Hungary PM mulls IMF loan revision

Hungary’s new prime minister Gordon Bajnai yesterday said his government may consider extending or renegotiating its $25.1 billion IMF-led programme, amid rising fears that his fragile government could collapse before its one-year term ends.

In an interview with Emerging Markets in Budapest, Bajnai launched a spirited defence of tough new austerity measures, as new data showed a sharper than expected economic decline.

Bajnai said the government’s reform plan had won the widespread backing of financial markets and international officials, including the IMF and EU authorities – as well as the majority of a divided public.

“The government is already delivering on its promises of swift and decisive action,” he told Emerging Markets. But “it is not impossible that we would look to extend or amend our IMF programme beyond 2010. “Recently things have been going in the right direction – albeit in a very fragile way.”

His comments came as official figures released yesterday show first quarter GDP contracted by 6.4% year-on-year – more than expected. The economy is expected to contract by 6% this year.

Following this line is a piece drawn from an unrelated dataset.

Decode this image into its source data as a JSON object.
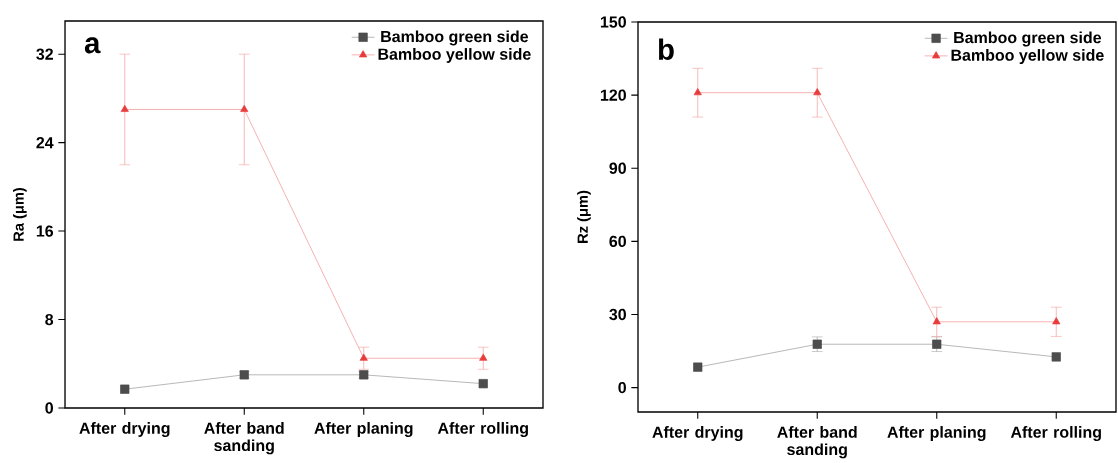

Bajnai said that his government’s reforms had exceeded the demands of international creditors. “Our programme actually goes beyond the original IMF requirements for structural reforms and budgetary discipline”, he said.

An IMF mission, in Budapest this week for a quarterly review of Hungary’s performance, will decide on the disbursement of a third tranche of the loan. IMF conditions require Hungary’s deficit does not exceed 3% of GDP, but reports this week suggest the Fund may relax this to 3.9%, pending the conclusion of talks on Monday.

Bajnai noted that Hungary’s “risk assessment has improved recently, partly due to an improving international finance market but also partly due to our policies.” But he added that “the markets remain volatile, however, and it is still early days.”

While acknowledging public discontent over austerity measures, Bajnai insisted that “more than 70%” of Hungarians “believe in” the budget reforms.

Bajnai, a politically independent businessman and former economics minister, lashed out at opposition politicians and other critics of reform.

“If the opposition don’t want to bankrupt the country, they will need to keep reasonable and rational financial policies. Giving incentives carries a cost. “Anyone in their right mind knows what is fundamentally possible. You can’t reduce taxes without reducing costs.”

The centre-right opposition Fidesz party this week called for Bajnai’s resignation and early elections, following a proposal for a controversial new property tax from 2010. Fidesz has said it will not support the new prime minister’s government, saying early elections are the only way of restoring voters’ trust in politics.

The opposition is poised to win forthcoming elections to the European parliament – a fact analysts say could trigger the government’s demise. But Bajnai insisted his government would survive the vote and that early elections could thrust Hungary into political chaos. “The Socialist-led coalition has signed up to this programme and are approving the measures. An election campaign now would bring potentially damaging and prolonged insecurity”, he said.